Cytochrome P-450 is the general term for the heme proteins that are characterized by strongly absorbing light at 450 nm. Unlike most cytochromes, which are found in the mitochondria as part of the electron transport chain (also known as the respiratory chain), cytochrome P-450 enzymes are located in the endoplasmic reticulum. Predominantly, they perform hydroxylation reactions, but they are also involved in epoxidation, dealkylations, deaminationsl, and dehalogenations. They bear a strong resemblance to mitochondrial cytochrome oxidase in that they bind diatomic oxygen and carbon monoxide. It is when they are bound to carbon monoxide that they show the absorption spectra that gives them their name. The synthesis of the cytochrome P-450 enzymes can be enhanced by the substrates they metabolize and by barbiturates such as phenobarbital. [2]

Cytochrome P-450 mediated pathways use arachidonate, and many of its derivatives, as substrates. The characteristic reactions involved include omega hydroxylation, epoxidation, and allylic oxidation. Cytochrome P-450 availability is a determining factor in the production of at least 14 types of eicosanoids including 20-hydroxy prostaglandins, the hydroxyeicosatetraenoic acids, glutathione adducts, and the diepoxides/epoxy-alcohols. The diversity of the structures and functionalities of the eicosanoids is greatly amplified by the cytochrome P-450 enzymes. [3]

The epoxygenase pathway catalyzed by cytochrome P-450 produces the epoxyeicosatrienoic acids. This pathway, unlike many other paths, is selective for arachidonic acid and only occurs in the presence of cytochrome P-450. Regulation of the production of the epoxyeicosatrienoic acids is the subject of interest because they are mainly found in the phospholipid bilayer (as phosphatidylcholine esters in cells in the liver). They therefore indicate a role for cytochrome P-450 as a regulator of the microenvironment and of the functionality of cell membranes. Fluctuations in the amount of cytochrome P-450 should therefore be effective in changing the concentration of the types of phospholipids in the membrane and, thus, they may be a controlling factor in physiochemical, structural, and functional properties of the membrane. [3]
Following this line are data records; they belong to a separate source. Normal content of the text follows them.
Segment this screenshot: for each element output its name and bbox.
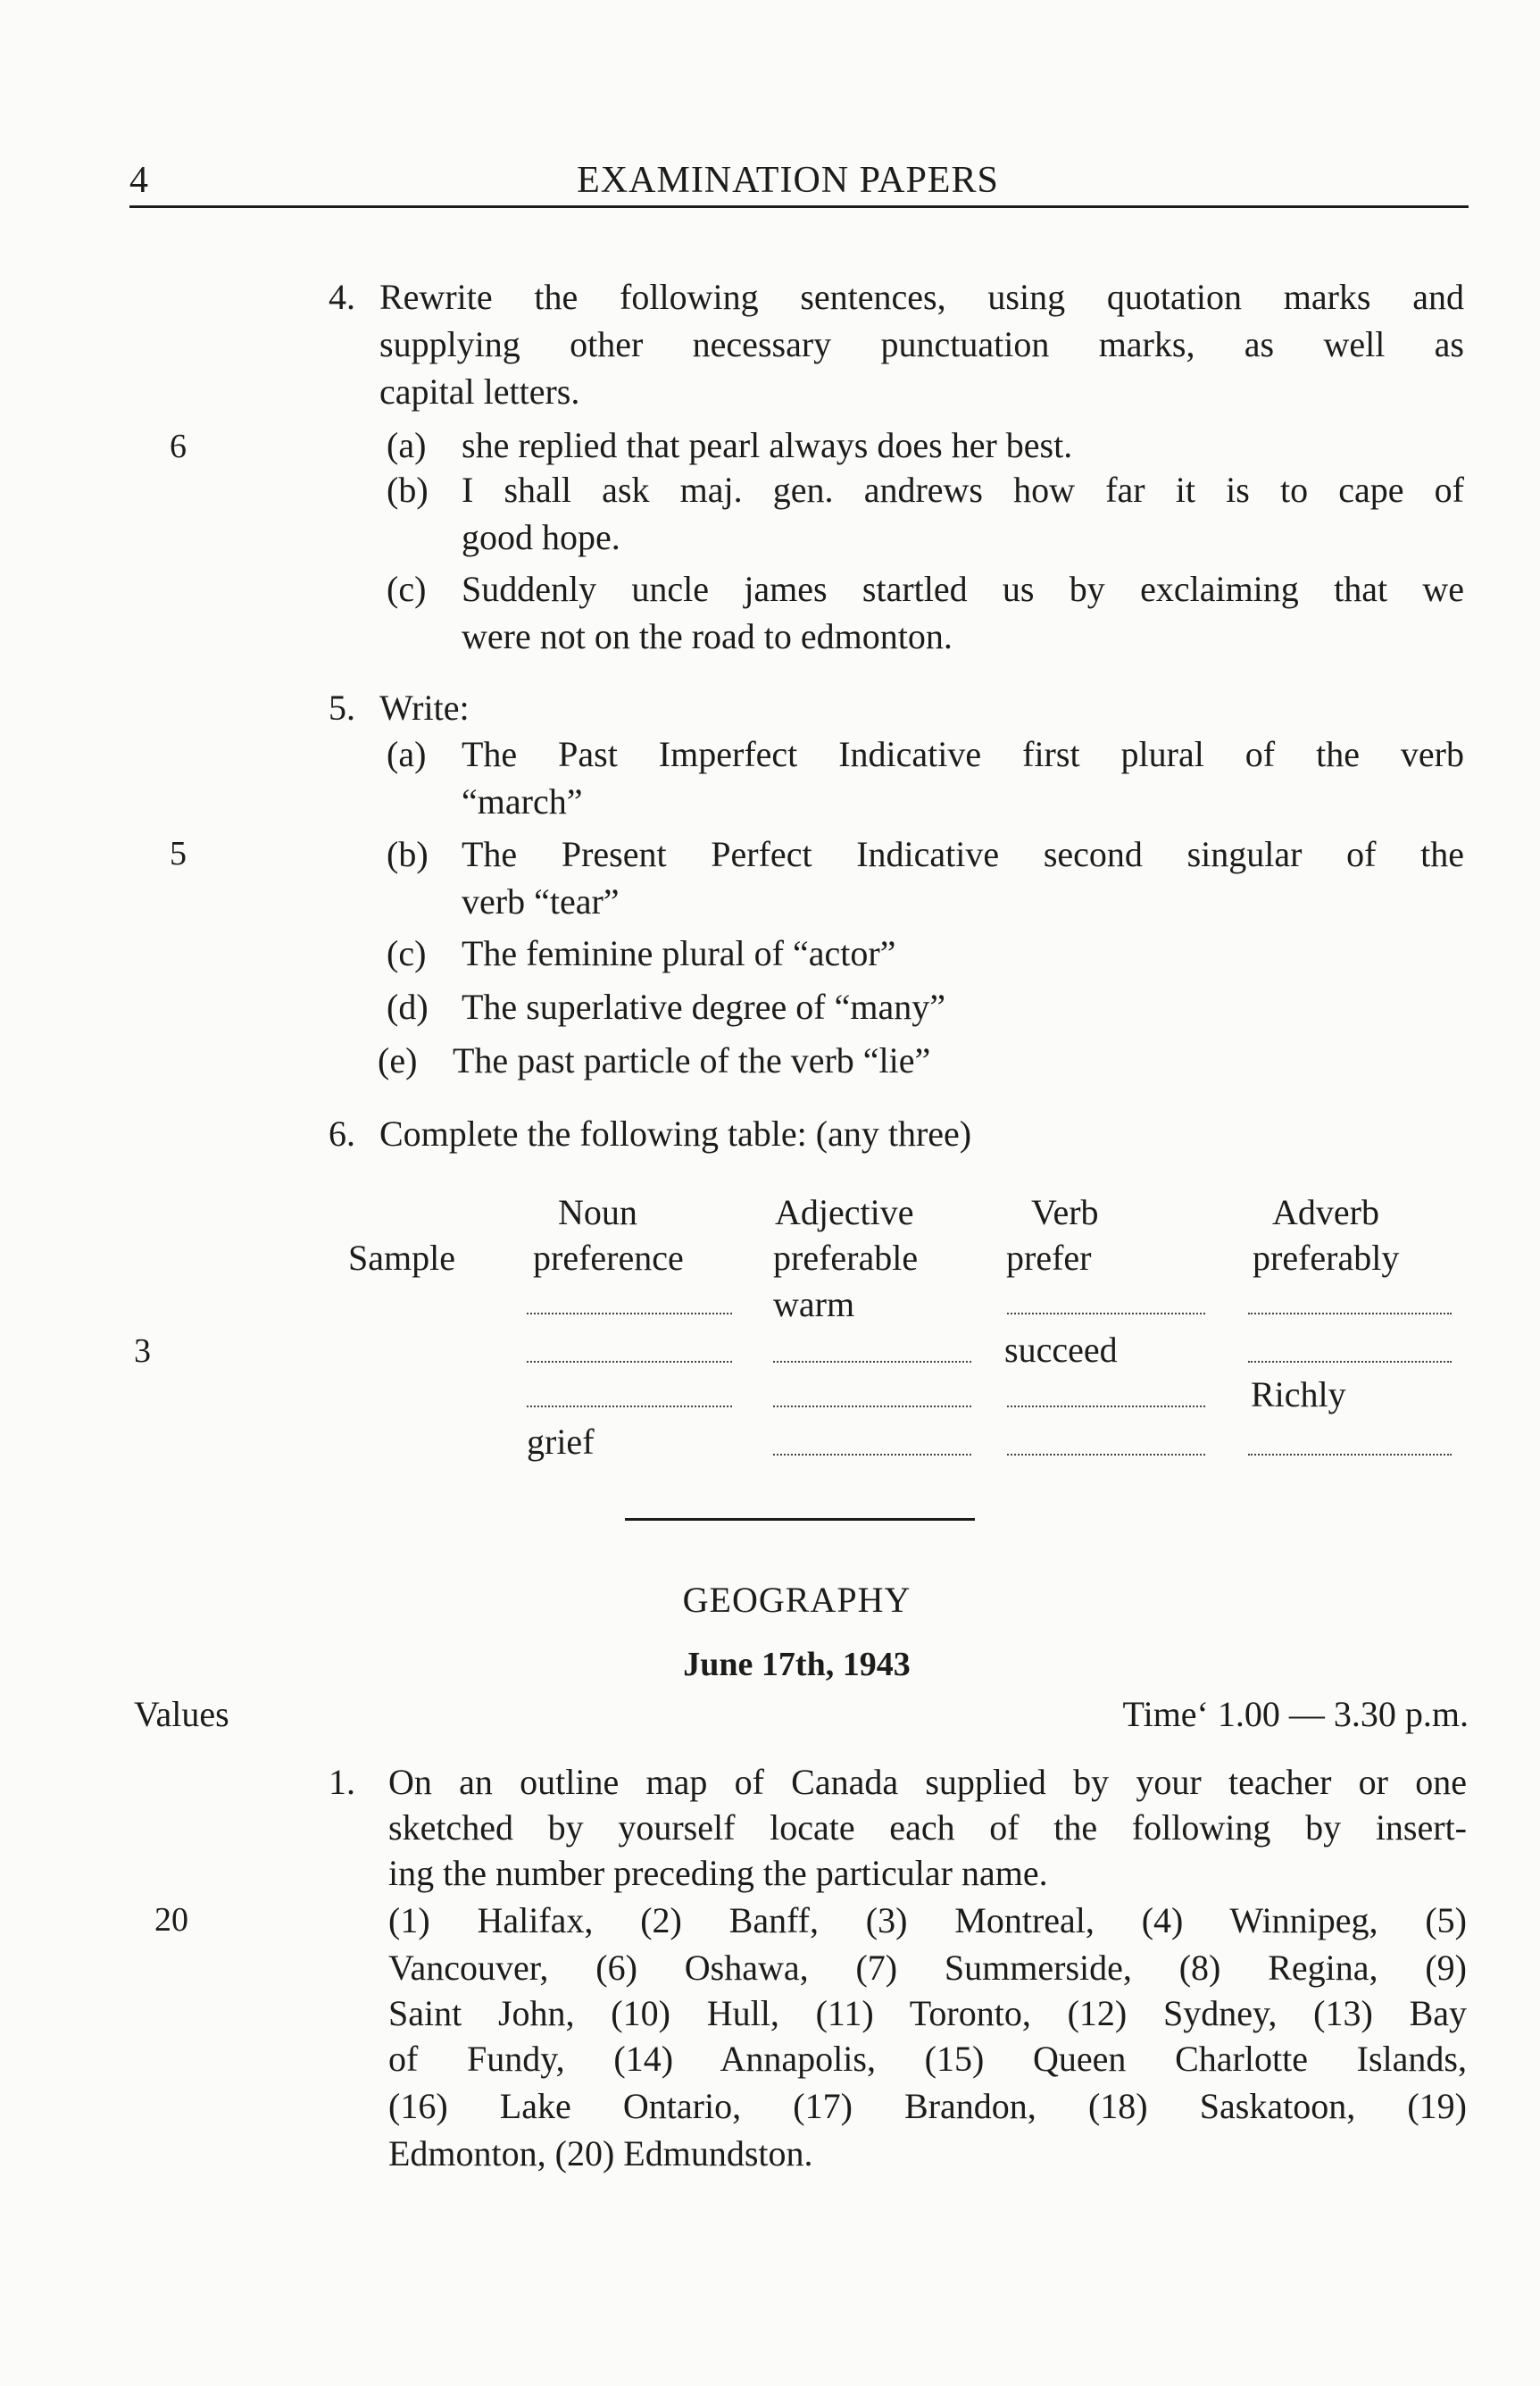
- table-header-adjective: Adjective: [775, 1192, 914, 1232]
- table-header-adverb: Adverb: [1272, 1192, 1379, 1232]
- table-blank: [1007, 1406, 1205, 1407]
- table-blank: [1248, 1313, 1452, 1314]
- q6-number: 6.: [329, 1114, 355, 1154]
- q5b-text-line-2: verb “tear”: [462, 881, 620, 922]
- q4c-label: (c): [387, 569, 427, 609]
- table-sample-noun: preference: [533, 1238, 684, 1278]
- q4b-text-line-2: good hope.: [462, 517, 620, 557]
- table-blank: [1248, 1361, 1452, 1363]
- table-blank: [527, 1313, 732, 1314]
- q5b-text-line-1: The Present Perfect Indicative second singular of the: [462, 834, 1464, 874]
- exam-time: Time‘ 1.00 — 3.30 p.m.: [1122, 1694, 1469, 1734]
- q5d-text: The superlative degree of “many”: [462, 987, 945, 1027]
- q4b-text-line-1: I shall ask maj. gen. andrews how far it is to cape of: [462, 470, 1464, 510]
- table-sample-adverb: preferably: [1253, 1238, 1400, 1278]
- q4-mark-value: 6: [170, 428, 187, 465]
- q5-stem: Write:: [379, 688, 470, 728]
- q5a-text-line-1: The Past Imperfect Indicative first plural of the verb: [462, 734, 1464, 774]
- section-divider: [625, 1518, 975, 1521]
- q5-number: 5.: [329, 688, 355, 728]
- q4-stem-line-2: supplying other necessary punctuation marks, as well as: [379, 324, 1464, 364]
- table-blank: [1007, 1454, 1205, 1456]
- table-blank: [1007, 1313, 1205, 1314]
- q4-number: 4.: [329, 277, 355, 317]
- table-cell-warm: warm: [773, 1284, 855, 1324]
- header-rule: [129, 205, 1469, 208]
- q5d-label: (d): [387, 987, 429, 1027]
- table-cell-richly: Richly: [1251, 1374, 1346, 1414]
- q6-mark-value: 3: [134, 1332, 151, 1370]
- geo-q1-list-line-2: Vancouver, (6) Oshawa, (7) Summerside, (8) Regina, (9): [388, 1948, 1467, 1988]
- page-number: 4: [129, 160, 148, 201]
- q4a-label: (a): [387, 425, 427, 465]
- q5-mark-value: 5: [170, 835, 187, 872]
- section-title: GEOGRAPHY: [682, 1580, 912, 1620]
- table-header-noun: Noun: [558, 1192, 637, 1232]
- table-blank: [773, 1361, 971, 1363]
- table-blank: [527, 1361, 732, 1363]
- q5c-label: (c): [387, 933, 427, 973]
- q6-stem: Complete the following table: (any three): [379, 1114, 972, 1154]
- q5c-text: The feminine plural of “actor”: [462, 933, 896, 973]
- geo-q1-stem-line-1: On an outline map of Canada supplied by your teacher or one: [388, 1762, 1467, 1802]
- q5e-label: (e): [378, 1040, 418, 1080]
- geo-q1-list-line-3: Saint John, (10) Hull, (11) Toronto, (12) Sydney, (13) Bay: [388, 1993, 1467, 2033]
- geo-q1-list-line-1: (1) Halifax, (2) Banff, (3) Montreal, (4) Winnipeg, (5): [388, 1900, 1467, 1940]
- table-cell-succeed: succeed: [1004, 1330, 1118, 1370]
- q5b-label: (b): [387, 834, 429, 874]
- geo-q1-list-line-6: Edmonton, (20) Edmundston.: [388, 2133, 813, 2173]
- q4c-text-line-1: Suddenly uncle james startled us by exclaiming that we: [462, 569, 1464, 609]
- geo-q1-mark-value: 20: [154, 1901, 188, 1939]
- table-blank: [1248, 1454, 1452, 1456]
- running-header-title: EXAMINATION PAPERS: [577, 160, 999, 201]
- table-sample-verb: prefer: [1006, 1238, 1092, 1278]
- q5a-text-line-2: “march”: [462, 781, 583, 822]
- table-cell-grief: grief: [527, 1422, 595, 1462]
- q4-stem-line-1: Rewrite the following sentences, using quotation marks and: [379, 277, 1464, 317]
- geo-q1-list-line-4: of Fundy, (14) Annapolis, (15) Queen Charlotte Islands,: [388, 2039, 1467, 2079]
- table-sample-label: Sample: [348, 1238, 455, 1278]
- geo-q1-number: 1.: [329, 1762, 355, 1802]
- q5e-text: The past particle of the verb “lie”: [453, 1040, 931, 1080]
- q4b-label: (b): [387, 470, 429, 510]
- table-blank: [527, 1406, 732, 1407]
- table-blank: [773, 1406, 971, 1407]
- exam-date: June 17th, 1943: [683, 1646, 911, 1683]
- geo-q1-stem-line-3: ing the number preceding the particular name.: [388, 1853, 1048, 1893]
- table-blank: [773, 1454, 971, 1456]
- q4-stem-line-3: capital letters.: [379, 371, 580, 412]
- table-header-verb: Verb: [1031, 1192, 1099, 1232]
- q4c-text-line-2: were not on the road to edmonton.: [462, 616, 953, 656]
- q5a-label: (a): [387, 734, 427, 774]
- table-sample-adjective: preferable: [773, 1238, 919, 1278]
- values-column-label: Values: [134, 1694, 229, 1734]
- q4a-text: she replied that pearl always does her best.: [462, 425, 1073, 465]
- geo-q1-stem-line-2: sketched by yourself locate each of the following by insert-: [388, 1807, 1467, 1848]
- geo-q1-list-line-5: (16) Lake Ontario, (17) Brandon, (18) Saskatoon, (19): [388, 2086, 1467, 2126]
References for Eicosanoid:

Lehninger, Albert L., Nelson, David L., and Cox, Michael M. (1993), Principles of biochemistry, pp. 656-657.

Mathews,Christopher K., and van Holde, K. E. (1990), Biochemistry, pp. 637-641.

Clissold, D. and Thickitt, C. (1994), Natural Product Reports, 11(6), 621-635.

Needleman, Philip; Turk, John; Jakschik, Barbara A.; Morrison, Aubrey R.; and Lefkowith, James B. (1986), Am. Rev. Biochem., 55, 69-102.

Tordjman, C., Coge, F., Andre, N., Rique, H., Spedding, M., and Bonnet, J. (1994), Biochimica et Biophysica Acta, 1256, 249-256.

Delton, Isabelle; Gharib, Abdallah; Moliere, Patrick; Lagarde, Michel; Sarda, Nicole; (1995), Biochimica et Biophysica Acta, 1254, 147-154.

Macchia, Luigi; Hamberg, Mats; Kumlin, Maria; Butterfield, Joseph H.; and Haeggstrom, Jesper Z.; (1995), Biochimica et Biophysica Acta, 1257, 58-74.